According to Rahman, India has plans to extend the Kohassa station’s runway to accommodate P-8Is. At the time of writing, only the Utkrosh naval air station in the Nicobar and Andaman Islands has a runway long enough to service the new aircraft. That station is currently home to a squadron of short-range Do-228 maritime patrol aircraft.

More broadly, in 2019, India announced a ten-year infrastructure upgrade program to deploy new aircraft, warships, and anti-ship missile batteries throughout the Andaman and Nicobar Islands. Some elements have now been deployed.

The Indian navy rebased a Kora-class guided-missile corvette to Port Blair, and the Indian air force established a forward base for its Su-30MKI fighters on Car Nicobar. The Indian army has test fired its Brahmos anti-ship missiles from the islands.
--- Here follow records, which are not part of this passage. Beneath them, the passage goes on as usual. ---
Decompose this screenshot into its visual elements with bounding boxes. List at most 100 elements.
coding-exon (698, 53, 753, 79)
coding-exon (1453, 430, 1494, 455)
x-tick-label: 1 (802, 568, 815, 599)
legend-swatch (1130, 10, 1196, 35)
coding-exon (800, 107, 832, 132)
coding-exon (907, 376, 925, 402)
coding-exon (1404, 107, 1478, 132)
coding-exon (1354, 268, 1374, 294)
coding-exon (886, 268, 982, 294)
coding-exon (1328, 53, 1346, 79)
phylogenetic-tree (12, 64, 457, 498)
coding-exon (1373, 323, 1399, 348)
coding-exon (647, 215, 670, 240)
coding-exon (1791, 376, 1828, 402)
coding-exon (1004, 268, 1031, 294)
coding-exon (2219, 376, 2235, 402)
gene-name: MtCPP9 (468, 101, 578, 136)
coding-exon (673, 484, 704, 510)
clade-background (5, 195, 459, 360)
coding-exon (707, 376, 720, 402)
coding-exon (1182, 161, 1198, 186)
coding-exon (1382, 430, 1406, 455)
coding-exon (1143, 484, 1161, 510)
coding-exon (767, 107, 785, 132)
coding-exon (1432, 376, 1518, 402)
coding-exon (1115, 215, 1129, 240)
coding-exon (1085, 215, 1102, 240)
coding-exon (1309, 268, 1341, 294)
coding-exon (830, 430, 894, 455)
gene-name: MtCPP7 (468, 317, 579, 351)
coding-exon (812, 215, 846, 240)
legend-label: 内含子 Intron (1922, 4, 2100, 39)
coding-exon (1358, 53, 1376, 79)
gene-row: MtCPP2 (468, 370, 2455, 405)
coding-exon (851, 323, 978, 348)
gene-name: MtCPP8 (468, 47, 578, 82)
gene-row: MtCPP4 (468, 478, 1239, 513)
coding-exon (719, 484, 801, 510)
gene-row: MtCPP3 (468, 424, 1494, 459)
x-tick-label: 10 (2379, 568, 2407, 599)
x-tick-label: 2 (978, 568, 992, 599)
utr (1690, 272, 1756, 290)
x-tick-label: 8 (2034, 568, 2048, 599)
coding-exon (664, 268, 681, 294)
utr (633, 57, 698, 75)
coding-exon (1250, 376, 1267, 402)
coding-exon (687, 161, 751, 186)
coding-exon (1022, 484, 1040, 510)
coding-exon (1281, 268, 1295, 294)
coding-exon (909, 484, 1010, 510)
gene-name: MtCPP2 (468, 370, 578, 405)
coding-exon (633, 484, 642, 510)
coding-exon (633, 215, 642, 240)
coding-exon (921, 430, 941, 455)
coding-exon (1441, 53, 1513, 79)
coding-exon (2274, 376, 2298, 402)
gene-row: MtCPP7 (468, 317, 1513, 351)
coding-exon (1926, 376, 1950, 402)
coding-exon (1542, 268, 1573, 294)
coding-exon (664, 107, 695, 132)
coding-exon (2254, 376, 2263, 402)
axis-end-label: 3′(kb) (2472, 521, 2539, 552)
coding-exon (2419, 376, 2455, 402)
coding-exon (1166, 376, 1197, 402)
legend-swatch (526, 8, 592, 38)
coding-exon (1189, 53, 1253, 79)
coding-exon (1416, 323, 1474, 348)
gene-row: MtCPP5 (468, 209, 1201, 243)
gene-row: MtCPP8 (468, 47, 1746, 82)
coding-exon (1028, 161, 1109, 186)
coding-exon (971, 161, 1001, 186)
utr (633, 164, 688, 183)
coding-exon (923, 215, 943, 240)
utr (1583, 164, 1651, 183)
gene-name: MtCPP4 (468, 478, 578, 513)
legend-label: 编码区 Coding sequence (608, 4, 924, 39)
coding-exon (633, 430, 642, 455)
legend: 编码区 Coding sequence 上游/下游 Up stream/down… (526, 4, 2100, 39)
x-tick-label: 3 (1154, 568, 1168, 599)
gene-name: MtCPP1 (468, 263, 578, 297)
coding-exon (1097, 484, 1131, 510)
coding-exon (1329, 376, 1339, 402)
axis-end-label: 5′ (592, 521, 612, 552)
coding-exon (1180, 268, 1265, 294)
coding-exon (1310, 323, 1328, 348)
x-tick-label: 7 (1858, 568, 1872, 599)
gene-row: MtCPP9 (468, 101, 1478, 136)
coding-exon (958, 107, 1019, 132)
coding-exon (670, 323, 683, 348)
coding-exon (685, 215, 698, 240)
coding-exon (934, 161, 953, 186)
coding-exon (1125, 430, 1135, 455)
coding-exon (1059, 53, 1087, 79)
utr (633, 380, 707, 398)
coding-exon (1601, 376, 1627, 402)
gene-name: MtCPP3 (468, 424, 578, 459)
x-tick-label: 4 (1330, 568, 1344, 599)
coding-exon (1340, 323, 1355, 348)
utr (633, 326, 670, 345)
Though the Indian Navy is strengthening itself, it is the US Navy which needs to helm the anti-Chinese grey zone operations, Rahman recommends.

Through the Joint Combined Exercise Training (JCET), the Cooperation Afloat Readiness and Training (CARAT) and the Malabar Exercise, the U.S. Navy has helped regional navies support maritime security and maritime domain awareness in the BOB through exercises such as the Malabar exercise.

The Malabar exercise involves mobile anti-submarine training target exercise, cross-deck helicopter operations, and surface gunnery exercises.

“The Andaman and Nicobar (A&N) Islands, which are part of India, are key to India’s security. The A and N islands are only 22 miles from Myanmar. At the southern end, the Indira Point is just 90 miles from Indonesia’s Aceh province and the coast of Thailand lies 270 miles to the east.

“In stark contrast, Port Blair, the capital of And N islands is about 850 miles from Chennai and Kolkata.

“Only 31 of the Andaman archipelago’s 836 islands are inhabited, which means that some of them could be surreptitiously occupied and used against Indian and Western shipping,” former Indian naval chief, wrote Adm. Arun Prakash in Indian Express.

Prakash recalls that as early as in 1962, a Chinese submarine was sighted off the Andamans. In September 1965, after the commencement of India-Pakistan war, Pakistan President Ayub Khan sent retired Air Marshal Asghar Khan as an emissary to seek support from Indonesia.

Air Marshal Khan was taken aback when the Indonesian navy chief, Admiral Martadinata, asked him: “Don’t you want us to take over the Andaman Islands? They are an extension of Sumatra and are, in any case, between East Pakistan and Indonesia. What right do the Indians have to be there?”

Since then, India has upgraded the detachment in the Andaman and Nicobar islands to a joint/unified operational command — the Andaman Nicobar Command (ANC) in Port Blair.

Adm. Arun Prakash recommends that the base in the Andamans maintains a three-dimensional maritime domain awareness through networked assets, including radars, aircraft, satellites and unmanned vehicles. The command must be invested with adequate defensive and offensive firepower, as well as rapid-reaction forces with amphibious and airlift capabilities.

India plans to build a deep-water trans-shipment terminal at Galathea Bay in Car Nicobar to serve the East-West international traffic. To be built at a cost of US$ 9 billion by 2028, this great economic asset has to be defended too.